There is a whole lot of independent horror being made right now.
The tools needed to make a good looking production are now readily available thanks to better cameras and home editing equipment. The end result is both good and bad. Good because now anyone can afford to make a horror film. And bad because, well, now anyone can make a horror film, and that includes the people that just don’t have a clue.
We get a lot of independent movies arriving on the Love Horror doorstep and it’s a real mixed bag. Even the established distributors still send us stinkers from time to time.
But there was something in The Unearthing which made it clear from the start that this wasn’t just another one of those nonsensical home-made efforts.
The Unearthing is the debut feature for 17 year old (yeah, 17 years old!) writer-director Tristan James Jensen and although it comes in at just under an hour in length, it’s immediately obvious that this guy has high aspirations.
The film opens as teenager Autumn rides with her dad to a rental property in Stillwater, Minnesota, where they’ll spend their summer. With Autumn’s dad working long hours, she’s left to explore the area on her own and she does this thanks to the appearance of a confident young neighbour, Charlotte. She’s eager for Autumn get out, see the town and meet a local boy called Parker.
The trio hang out and fool around and everything seems playful until they have a paranormal experience or two. This leads to some research into the area and brings to light some dark secrets that lie beneath the tranquil exterior of the sleepy town. And behind those dark secrets is an evil entity that needs to be pacified.
The first thing that strikes you about the unearthing is the level of production. For a film that was produced on a low budget by young, small and inexperienced team, it’s very impressive.
Yes, at times some of the shots are over exposed and there are moments when the sound levels are a little out, but considering the length of the film it’s very impressive indeed. It’s made obvious that the crew put their all in, paying real attention to detail and making every effort to get things right. And for me, this immediately places the film above 50% of the horror that’s being pumped out at the moment where visual/audio quality is concerned.
The acting is also surprisingly good. The main cast members are young but play their roles with confidence and emotion, and the supporting roles by the adults are also hard to fault for a production of this size.

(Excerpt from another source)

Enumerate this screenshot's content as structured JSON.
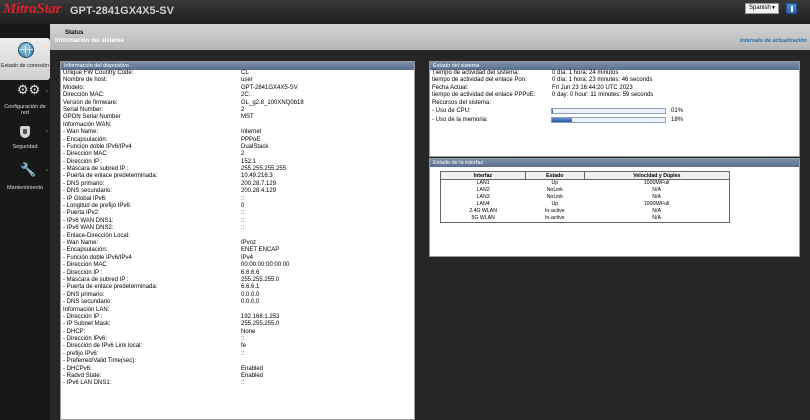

However, creating a perfect film first time round is impossible, so there are obviously some areas where improvement is needed. And the areas that are weakest are the usual places you’d expect an indie movie to fall short at. Story and script.
There’s nothing to dislike about the tale that’s told in The Unearthing and for the most part everything makes sense. But after a well paced and promising opening, the story starts to slip a little after the first paranormal encounter. Too much time is then spent researching, exploring and explaining. What the viewer really wants at this stage is to be plunged deeper into the mysterious spookiness that they just had a brief taster of.
So with some rethinking of the plot, some tightening up and perhaps some more thought on how to make the scares more impactful, the film would be more exciting.
Scripts are hard work, and managing to create convincing, conversational dialogue for a number of very different characters is bound to cause problems.
For the most part, it all works fine but if the film were to be finessed, giving the cast some more natural and interesting things to say would definitely improve the film.
The Unearthing marks an important period on horror production. I never thought that I would see a movie of this standard made by a 17 year old, and if this is what the future of horror looks like, we have some exciting times ahead.
If all the great budding film makers out there can continue to up their game like this, then we have some really amazing films on the horizon.